Foto: http://www1.folha.uol.com.br/opiniao/2017/06/1896003-apelo-ao-bom-senso.shtml

 


Fernando Gabeira: O futuro dos predadores

Os bandidos comem, por ano, 2% do PIB. Sempre que ligo a tevê no noticiário político, o PSDB está deixando o governo ou decidindo ficar com ele. O partido não conhece aquela teoria da dissonância cognitiva. Ela afirma que, uma vez feita uma escolha, a tendência é reforçá-la com racionalizações. Se escolhemos rosas brancas no lugar das amarelas, tendemos a ressaltar a beleza das brancas e a enfatizar os defeitos das amarelas. O PSDB ou está saindo ou ficando. Se decide ficar, faz precisamente o contrário do que acontece na dissonância cognitiva: começa a refletir sobre as vantagens de sair. No momento em que toma a decisão do desembarque, certamente vai falar muito das vantagens de ficar no governo. Enfim, parece ter uma permanente incapacidade de tomar decisões e seguir com elas.

O drama do PSDB se acentuou com as denúncias contra Aécio Neves. Sua tendência quase genética a subir no muro torna-se mais compulsiva no momento em que tem de escolher entre a Lava-Jato e o sistema político em colapso.

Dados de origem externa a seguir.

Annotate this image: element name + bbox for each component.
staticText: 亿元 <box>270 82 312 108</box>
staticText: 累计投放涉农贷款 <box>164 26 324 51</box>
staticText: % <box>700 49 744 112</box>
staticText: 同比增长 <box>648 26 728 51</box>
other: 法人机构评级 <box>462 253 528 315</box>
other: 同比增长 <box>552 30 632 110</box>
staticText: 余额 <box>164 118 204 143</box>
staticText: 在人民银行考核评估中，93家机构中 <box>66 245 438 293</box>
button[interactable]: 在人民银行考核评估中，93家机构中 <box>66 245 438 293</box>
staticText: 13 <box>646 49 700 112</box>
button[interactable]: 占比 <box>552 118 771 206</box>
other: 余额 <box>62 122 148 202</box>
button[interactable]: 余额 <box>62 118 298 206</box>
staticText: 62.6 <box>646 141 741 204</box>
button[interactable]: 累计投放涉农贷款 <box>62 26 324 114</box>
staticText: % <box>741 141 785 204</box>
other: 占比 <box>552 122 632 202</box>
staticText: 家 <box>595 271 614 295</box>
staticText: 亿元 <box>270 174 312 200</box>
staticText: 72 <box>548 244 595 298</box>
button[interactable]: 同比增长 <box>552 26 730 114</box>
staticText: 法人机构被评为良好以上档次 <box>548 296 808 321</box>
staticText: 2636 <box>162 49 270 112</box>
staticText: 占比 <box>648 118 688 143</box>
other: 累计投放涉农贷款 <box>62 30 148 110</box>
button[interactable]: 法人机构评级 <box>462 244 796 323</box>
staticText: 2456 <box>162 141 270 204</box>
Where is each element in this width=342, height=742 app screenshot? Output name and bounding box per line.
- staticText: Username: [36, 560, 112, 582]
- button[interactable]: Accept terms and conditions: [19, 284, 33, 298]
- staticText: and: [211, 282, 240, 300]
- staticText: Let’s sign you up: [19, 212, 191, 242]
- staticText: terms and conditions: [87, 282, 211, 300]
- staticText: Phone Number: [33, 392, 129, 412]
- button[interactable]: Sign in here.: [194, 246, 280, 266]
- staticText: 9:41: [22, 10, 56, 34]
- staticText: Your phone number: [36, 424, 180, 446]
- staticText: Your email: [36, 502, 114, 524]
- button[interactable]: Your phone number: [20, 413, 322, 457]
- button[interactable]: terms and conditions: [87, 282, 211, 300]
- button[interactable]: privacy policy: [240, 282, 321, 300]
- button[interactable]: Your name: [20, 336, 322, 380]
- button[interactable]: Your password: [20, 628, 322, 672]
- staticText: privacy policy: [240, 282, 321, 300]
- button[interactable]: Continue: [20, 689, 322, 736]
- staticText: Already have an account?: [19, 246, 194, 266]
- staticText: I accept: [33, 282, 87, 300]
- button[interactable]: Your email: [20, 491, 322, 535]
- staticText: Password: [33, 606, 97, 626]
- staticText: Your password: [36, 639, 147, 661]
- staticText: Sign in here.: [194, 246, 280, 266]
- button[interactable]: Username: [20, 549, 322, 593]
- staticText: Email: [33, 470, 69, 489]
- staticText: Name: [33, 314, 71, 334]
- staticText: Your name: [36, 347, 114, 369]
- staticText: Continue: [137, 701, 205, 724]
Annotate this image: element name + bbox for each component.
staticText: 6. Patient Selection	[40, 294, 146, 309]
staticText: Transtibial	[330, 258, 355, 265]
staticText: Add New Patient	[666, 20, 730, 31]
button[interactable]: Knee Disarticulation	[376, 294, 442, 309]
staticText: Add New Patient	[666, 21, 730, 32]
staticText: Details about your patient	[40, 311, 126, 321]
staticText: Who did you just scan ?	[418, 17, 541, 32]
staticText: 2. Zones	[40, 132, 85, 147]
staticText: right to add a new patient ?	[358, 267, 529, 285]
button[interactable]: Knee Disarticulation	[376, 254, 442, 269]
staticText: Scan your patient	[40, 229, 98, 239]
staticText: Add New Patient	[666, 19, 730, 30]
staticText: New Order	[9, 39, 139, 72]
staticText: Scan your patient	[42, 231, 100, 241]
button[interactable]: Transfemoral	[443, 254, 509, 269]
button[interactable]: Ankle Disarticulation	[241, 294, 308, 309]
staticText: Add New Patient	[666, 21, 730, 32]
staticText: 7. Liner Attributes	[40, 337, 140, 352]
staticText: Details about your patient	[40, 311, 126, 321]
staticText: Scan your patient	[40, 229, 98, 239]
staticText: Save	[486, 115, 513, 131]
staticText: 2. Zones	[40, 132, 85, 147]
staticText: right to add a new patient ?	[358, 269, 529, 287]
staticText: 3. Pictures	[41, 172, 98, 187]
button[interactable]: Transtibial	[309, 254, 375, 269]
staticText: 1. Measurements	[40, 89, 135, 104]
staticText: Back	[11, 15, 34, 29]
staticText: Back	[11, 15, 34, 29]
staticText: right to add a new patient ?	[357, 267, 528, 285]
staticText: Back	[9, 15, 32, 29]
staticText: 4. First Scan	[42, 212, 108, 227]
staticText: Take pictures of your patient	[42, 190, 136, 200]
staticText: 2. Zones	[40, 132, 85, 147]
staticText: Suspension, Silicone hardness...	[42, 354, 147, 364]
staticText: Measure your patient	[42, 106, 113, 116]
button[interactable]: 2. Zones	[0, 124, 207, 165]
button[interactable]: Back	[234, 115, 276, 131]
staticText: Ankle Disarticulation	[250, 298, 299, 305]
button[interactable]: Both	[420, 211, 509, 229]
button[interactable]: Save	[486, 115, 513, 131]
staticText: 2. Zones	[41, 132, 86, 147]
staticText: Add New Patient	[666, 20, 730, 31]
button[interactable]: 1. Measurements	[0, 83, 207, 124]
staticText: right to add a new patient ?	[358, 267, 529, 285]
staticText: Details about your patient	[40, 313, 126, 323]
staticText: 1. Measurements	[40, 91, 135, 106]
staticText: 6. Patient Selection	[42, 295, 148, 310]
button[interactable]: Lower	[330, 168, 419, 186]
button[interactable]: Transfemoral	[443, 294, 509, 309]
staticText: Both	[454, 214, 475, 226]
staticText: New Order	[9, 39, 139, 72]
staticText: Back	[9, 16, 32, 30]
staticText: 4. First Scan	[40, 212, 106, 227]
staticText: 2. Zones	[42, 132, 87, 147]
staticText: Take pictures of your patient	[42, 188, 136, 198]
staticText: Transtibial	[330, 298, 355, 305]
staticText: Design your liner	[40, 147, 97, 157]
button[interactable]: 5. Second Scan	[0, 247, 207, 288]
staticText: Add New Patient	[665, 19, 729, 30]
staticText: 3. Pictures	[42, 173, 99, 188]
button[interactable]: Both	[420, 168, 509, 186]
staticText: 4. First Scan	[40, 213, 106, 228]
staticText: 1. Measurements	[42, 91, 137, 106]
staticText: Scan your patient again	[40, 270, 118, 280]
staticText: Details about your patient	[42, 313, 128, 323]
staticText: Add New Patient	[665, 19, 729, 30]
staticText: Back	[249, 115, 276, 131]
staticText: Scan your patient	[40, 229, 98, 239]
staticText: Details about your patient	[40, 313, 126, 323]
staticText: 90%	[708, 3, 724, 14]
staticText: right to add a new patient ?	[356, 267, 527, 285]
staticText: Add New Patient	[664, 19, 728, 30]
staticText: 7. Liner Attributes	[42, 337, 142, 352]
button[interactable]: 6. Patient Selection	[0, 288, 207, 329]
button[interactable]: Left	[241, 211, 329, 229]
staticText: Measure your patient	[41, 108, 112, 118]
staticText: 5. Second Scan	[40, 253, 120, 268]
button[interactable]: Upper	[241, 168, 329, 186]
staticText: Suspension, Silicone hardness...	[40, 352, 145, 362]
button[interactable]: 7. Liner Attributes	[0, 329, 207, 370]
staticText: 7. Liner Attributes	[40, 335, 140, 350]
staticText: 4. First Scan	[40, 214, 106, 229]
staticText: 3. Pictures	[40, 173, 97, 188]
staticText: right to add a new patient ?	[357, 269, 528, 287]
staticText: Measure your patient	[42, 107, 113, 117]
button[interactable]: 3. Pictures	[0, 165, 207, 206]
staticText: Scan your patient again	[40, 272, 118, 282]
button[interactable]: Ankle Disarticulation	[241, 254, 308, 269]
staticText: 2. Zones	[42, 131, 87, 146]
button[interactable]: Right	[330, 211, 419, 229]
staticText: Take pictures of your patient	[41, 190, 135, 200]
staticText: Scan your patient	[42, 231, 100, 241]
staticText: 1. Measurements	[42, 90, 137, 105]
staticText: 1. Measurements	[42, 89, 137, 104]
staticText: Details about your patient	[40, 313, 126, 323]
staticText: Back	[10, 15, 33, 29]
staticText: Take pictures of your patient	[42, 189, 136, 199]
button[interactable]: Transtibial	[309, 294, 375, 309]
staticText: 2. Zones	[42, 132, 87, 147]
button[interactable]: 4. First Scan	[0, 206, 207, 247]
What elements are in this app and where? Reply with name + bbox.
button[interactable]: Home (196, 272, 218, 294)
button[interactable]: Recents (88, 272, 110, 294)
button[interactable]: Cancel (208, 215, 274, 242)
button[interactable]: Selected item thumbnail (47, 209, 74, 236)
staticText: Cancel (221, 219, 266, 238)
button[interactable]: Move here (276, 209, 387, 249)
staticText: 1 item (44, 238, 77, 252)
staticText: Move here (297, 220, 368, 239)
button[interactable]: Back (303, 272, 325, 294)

O interessante é observar como a existência das investigações mexe com a sorte dos partidos. O PT, por exemplo, torce para que Aécio Neves não seja preso, pois isso destruiria o argumento de que o partido é, seletivamente, perseguido. A prisão de Aécio pode tornar mais fácil a de Lula. Ambos olham com esperança para Temer, não porque o admirem e sim porque é o único com instrumentos potencialmente capazes de salvar todo mundo.

Escolha de Procurador Geral, mudanças na direção da PF — o sonho de consumo das estruturas partidárias cai nas mãos de Temer, por sua vez, preocupado com sua própria situação, sobretudo com o avanço das delações premiadas.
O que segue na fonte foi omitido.